The authors note that diabetes prevention "should be given high priority," as it was recognized as an international public health challenge in the United Nations General Assembly in 2006, and recently the World Health Assembly called for a reduction of "avoidable mortality from non-communicable diseases by 25 percent by 2025."
Trends in the "diabetes apocalypse" were identified, including "major increases in type 2 diabetes which have occurred in China and Cambodia 40‐50 years after severe famines." The authors identify particular regions that could experience major epidemics of type 2 diabetes, including Africa, which is "expected to have a 110 percent increase in the number of people with diabetes within the next two decades."
"With some historical perspective, we are starting to see trends in the way environmental disasters such as famine, interact with the genes of a whole population group," said Professor Paul Zimmet, lead author and director emeritus at Baker IDI Heart and Diabetes Institute in Melbourne, Australia. "This interaction occurs during pregnancy affecting the baby's risk of chronic diseases such as type 2 diabetes, obesity and heart disease, which can show up decades later."

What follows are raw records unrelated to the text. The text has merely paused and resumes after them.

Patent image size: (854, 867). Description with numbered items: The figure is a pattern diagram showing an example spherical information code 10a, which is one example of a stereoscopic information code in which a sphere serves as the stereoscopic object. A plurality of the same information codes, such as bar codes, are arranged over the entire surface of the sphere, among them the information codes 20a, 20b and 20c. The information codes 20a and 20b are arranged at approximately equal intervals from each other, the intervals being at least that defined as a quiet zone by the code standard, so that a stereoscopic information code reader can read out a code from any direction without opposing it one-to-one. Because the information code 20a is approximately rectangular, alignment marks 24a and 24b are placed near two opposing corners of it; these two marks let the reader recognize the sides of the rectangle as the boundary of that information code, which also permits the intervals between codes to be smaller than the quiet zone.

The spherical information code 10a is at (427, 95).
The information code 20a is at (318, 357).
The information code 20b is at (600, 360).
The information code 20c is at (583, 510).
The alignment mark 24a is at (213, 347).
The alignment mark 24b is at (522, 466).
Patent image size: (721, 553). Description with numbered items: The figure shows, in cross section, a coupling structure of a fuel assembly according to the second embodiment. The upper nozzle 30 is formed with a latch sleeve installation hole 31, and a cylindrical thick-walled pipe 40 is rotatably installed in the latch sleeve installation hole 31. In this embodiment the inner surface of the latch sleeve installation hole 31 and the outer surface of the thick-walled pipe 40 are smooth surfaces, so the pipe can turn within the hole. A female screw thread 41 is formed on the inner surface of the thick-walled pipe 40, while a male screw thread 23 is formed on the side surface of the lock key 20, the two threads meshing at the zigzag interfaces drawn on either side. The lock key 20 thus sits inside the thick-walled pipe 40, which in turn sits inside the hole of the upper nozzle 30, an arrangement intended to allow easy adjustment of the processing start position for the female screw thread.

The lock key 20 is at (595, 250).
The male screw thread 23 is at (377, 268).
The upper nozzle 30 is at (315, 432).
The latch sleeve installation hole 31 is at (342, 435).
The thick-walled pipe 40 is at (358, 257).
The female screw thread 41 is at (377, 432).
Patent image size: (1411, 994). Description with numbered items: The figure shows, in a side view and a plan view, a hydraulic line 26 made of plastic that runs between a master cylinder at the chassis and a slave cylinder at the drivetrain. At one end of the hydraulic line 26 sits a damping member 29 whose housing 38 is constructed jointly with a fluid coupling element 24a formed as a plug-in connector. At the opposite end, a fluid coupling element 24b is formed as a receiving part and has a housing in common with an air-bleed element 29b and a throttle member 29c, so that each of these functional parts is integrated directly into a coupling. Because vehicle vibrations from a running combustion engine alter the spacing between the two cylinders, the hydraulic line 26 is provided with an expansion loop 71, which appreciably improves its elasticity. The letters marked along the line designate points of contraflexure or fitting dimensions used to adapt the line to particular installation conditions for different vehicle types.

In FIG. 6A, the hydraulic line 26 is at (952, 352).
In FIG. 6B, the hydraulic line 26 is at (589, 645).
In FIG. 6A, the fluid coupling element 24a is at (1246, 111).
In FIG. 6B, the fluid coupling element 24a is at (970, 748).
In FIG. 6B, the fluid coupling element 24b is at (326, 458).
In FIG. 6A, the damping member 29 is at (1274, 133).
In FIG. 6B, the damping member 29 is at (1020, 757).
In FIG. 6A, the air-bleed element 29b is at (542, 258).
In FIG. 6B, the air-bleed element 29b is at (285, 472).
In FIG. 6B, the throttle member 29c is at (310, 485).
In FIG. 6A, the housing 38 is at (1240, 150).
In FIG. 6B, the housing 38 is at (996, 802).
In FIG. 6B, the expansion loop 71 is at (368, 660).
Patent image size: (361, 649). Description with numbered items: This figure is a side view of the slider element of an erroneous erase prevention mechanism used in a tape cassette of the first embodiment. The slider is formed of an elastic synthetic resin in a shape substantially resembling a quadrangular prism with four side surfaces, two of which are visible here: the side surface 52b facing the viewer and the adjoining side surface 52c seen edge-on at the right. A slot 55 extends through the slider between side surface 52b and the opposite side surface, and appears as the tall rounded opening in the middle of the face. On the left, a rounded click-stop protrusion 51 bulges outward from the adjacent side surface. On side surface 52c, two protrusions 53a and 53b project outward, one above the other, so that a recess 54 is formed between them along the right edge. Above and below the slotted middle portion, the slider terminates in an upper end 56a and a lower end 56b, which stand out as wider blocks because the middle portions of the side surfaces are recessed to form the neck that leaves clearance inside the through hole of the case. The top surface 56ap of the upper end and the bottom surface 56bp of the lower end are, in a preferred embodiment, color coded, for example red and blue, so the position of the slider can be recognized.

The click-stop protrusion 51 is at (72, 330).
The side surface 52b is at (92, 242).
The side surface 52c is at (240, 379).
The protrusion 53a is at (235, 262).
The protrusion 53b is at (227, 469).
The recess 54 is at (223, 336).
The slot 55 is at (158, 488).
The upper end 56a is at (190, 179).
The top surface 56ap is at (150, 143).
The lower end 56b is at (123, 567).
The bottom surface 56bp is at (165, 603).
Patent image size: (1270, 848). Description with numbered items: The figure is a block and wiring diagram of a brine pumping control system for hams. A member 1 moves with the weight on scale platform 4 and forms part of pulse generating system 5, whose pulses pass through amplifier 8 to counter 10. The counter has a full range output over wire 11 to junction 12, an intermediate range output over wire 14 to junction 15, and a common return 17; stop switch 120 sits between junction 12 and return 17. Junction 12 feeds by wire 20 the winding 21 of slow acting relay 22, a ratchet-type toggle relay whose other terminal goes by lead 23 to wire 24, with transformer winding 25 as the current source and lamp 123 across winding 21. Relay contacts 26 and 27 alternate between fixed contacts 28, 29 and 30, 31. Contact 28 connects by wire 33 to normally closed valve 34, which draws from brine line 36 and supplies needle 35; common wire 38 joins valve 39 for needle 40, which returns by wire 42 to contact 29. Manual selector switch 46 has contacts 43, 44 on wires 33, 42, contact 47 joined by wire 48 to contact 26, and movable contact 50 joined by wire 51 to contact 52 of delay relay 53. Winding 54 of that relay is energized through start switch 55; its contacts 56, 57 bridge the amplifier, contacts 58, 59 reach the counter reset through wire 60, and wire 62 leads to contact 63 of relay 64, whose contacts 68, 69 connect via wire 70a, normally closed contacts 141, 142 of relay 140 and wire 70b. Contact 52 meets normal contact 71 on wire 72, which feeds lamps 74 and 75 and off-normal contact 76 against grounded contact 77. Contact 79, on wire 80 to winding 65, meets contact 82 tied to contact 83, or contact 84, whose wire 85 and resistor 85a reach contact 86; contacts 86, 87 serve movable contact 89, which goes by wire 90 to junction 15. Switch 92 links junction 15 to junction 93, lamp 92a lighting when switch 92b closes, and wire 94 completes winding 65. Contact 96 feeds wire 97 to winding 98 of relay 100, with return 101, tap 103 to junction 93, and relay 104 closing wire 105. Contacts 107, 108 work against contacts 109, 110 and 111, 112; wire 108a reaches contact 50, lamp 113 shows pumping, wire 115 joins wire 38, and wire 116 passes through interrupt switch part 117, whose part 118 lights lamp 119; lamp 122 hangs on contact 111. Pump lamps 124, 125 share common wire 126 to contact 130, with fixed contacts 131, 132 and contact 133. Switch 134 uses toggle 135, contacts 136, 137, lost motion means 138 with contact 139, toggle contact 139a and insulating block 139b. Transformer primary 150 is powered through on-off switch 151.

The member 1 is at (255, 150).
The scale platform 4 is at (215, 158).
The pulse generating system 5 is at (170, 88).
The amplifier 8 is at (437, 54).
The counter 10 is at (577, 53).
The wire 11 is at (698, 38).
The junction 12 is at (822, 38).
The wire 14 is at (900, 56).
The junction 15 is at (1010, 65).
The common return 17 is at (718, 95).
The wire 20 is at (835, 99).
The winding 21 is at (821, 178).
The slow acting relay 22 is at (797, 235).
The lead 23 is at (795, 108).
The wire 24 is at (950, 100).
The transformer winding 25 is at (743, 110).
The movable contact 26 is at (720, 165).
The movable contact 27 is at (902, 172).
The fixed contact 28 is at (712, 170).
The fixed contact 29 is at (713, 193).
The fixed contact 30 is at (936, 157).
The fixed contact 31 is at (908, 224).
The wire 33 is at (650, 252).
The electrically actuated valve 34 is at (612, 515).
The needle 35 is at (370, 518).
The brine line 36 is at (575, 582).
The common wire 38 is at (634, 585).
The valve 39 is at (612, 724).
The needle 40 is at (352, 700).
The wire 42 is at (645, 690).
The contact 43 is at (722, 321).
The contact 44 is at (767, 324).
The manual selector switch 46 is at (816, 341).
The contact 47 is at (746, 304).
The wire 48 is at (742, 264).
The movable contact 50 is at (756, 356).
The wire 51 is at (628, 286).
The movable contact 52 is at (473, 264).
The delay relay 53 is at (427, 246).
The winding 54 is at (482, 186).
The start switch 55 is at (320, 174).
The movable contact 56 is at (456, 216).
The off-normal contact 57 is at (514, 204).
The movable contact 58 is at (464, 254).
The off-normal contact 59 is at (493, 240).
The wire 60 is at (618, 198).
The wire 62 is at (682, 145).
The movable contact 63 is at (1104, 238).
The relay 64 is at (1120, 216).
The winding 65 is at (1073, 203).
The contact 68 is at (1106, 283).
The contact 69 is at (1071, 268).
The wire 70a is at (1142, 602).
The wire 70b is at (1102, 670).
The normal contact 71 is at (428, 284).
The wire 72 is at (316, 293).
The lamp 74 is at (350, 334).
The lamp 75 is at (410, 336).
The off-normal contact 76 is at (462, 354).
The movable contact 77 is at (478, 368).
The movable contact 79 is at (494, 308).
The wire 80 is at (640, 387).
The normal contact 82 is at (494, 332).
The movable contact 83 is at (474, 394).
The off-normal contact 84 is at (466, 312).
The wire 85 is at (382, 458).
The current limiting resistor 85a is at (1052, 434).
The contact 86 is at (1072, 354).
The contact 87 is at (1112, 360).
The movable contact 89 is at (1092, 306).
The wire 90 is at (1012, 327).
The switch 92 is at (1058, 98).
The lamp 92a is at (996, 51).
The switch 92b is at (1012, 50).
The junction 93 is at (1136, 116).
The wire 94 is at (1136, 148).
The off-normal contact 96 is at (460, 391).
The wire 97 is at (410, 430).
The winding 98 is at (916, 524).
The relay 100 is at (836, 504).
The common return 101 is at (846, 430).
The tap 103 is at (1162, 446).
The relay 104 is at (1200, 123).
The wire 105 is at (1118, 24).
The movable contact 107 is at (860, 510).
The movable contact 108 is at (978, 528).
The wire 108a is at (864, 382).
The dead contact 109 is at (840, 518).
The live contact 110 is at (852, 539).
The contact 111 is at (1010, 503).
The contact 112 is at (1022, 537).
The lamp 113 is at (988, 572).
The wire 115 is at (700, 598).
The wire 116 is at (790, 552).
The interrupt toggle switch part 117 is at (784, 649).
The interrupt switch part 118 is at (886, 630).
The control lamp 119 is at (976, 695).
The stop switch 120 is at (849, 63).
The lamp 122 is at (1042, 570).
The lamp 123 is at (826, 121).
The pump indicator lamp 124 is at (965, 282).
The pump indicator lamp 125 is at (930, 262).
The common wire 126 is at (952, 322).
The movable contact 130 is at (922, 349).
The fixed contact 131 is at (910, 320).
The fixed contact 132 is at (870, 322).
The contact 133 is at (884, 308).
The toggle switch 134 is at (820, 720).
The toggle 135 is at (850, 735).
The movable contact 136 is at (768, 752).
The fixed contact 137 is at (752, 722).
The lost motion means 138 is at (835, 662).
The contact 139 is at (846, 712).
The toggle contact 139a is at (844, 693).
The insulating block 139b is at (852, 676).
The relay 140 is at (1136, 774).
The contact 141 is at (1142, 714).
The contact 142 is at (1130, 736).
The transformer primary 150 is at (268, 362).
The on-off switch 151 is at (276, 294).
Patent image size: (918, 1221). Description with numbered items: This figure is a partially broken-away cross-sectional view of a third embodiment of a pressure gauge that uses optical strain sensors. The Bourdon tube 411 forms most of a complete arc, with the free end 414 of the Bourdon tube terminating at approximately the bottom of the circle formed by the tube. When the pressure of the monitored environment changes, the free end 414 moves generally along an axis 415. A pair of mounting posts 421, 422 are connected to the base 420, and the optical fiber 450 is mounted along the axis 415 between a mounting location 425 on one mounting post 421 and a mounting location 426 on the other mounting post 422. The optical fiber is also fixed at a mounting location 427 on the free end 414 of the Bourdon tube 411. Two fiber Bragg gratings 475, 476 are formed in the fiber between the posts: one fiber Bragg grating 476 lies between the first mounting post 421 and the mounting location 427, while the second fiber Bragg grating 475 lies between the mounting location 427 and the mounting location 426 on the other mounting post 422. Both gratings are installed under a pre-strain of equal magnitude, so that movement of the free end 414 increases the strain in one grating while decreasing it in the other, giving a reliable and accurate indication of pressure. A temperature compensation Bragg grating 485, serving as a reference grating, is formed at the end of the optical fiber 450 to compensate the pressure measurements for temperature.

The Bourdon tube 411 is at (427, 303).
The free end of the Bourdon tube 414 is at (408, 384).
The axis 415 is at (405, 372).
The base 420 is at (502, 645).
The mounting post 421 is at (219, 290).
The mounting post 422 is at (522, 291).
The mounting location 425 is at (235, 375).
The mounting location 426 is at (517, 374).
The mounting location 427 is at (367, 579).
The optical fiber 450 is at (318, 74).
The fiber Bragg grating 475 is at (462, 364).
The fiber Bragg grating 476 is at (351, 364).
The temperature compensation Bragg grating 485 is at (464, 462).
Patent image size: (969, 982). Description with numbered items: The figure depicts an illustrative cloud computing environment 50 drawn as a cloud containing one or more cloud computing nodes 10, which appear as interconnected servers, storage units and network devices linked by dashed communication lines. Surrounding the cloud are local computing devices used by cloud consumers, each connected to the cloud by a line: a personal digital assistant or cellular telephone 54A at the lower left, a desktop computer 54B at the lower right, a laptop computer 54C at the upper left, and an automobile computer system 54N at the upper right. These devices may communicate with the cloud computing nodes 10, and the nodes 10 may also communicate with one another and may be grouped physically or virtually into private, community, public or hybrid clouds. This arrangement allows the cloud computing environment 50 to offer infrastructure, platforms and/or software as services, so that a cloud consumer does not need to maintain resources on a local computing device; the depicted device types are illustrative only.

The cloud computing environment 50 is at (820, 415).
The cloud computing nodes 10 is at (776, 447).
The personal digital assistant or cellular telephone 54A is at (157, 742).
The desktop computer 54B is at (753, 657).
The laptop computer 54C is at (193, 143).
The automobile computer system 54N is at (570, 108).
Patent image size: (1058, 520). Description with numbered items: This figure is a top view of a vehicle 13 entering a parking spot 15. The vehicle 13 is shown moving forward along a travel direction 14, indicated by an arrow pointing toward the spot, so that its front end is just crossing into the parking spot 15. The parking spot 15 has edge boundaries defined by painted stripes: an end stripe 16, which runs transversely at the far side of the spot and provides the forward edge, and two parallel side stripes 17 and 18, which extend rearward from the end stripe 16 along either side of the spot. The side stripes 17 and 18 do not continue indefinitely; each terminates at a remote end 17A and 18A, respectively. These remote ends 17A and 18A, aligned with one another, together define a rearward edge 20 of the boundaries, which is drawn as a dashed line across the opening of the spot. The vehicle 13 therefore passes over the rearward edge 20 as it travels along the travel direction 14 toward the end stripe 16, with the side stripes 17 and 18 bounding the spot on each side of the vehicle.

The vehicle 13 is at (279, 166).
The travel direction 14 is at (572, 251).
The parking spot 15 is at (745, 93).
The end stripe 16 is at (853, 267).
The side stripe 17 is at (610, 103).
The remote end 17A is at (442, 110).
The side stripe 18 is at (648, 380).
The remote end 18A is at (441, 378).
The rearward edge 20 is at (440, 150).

The authors note that moving forward, "establishing which countries will bear the brunt of diabetes in the future and making these regions a priority for prevention is critical to stemming the diabetes epidemic." Further, "an integrated approach is needed to prevent type 2 diabetes, taking into account the many origins and heterogeneity. Thus, research needs to be directed at improved understanding of the potential role of determinants such as the maternal environment and other early life factors, as well as changing trends in global demography, to help shape disease prevention programs," they add.
A separate study noted that diabetes is a more "heterogeneous disease than the present subdivision into types 1 and 2 assumes." The authors explain that "with the increasing probabilities to genetically and clinically or metabolically characterize patients with diabetes, we predict that the range of diabetic subgroups will be even more diverse in the future." They add that moving forward, they hope that "the delineation of these subgroups will assist in the development of individualized therapy."
Meanwhile, a separate study looked at the pathophysiology and treatment of type 2 diabetes and noted that "several new approaches for treatment have been developed, but more effective therapies to slow progressive loss of β-cell function are needed."
The authors add that "recent findings from clinical trials provide important information about methods to prevent and treat type 2 diabetes and some of the adverse effects of these interventions. However, additional long-term studies of drugs and bariatric surgery are needed to identify new ways to prevent and treat type 2 diabetes and thereby reduce the harmful effects of this disease."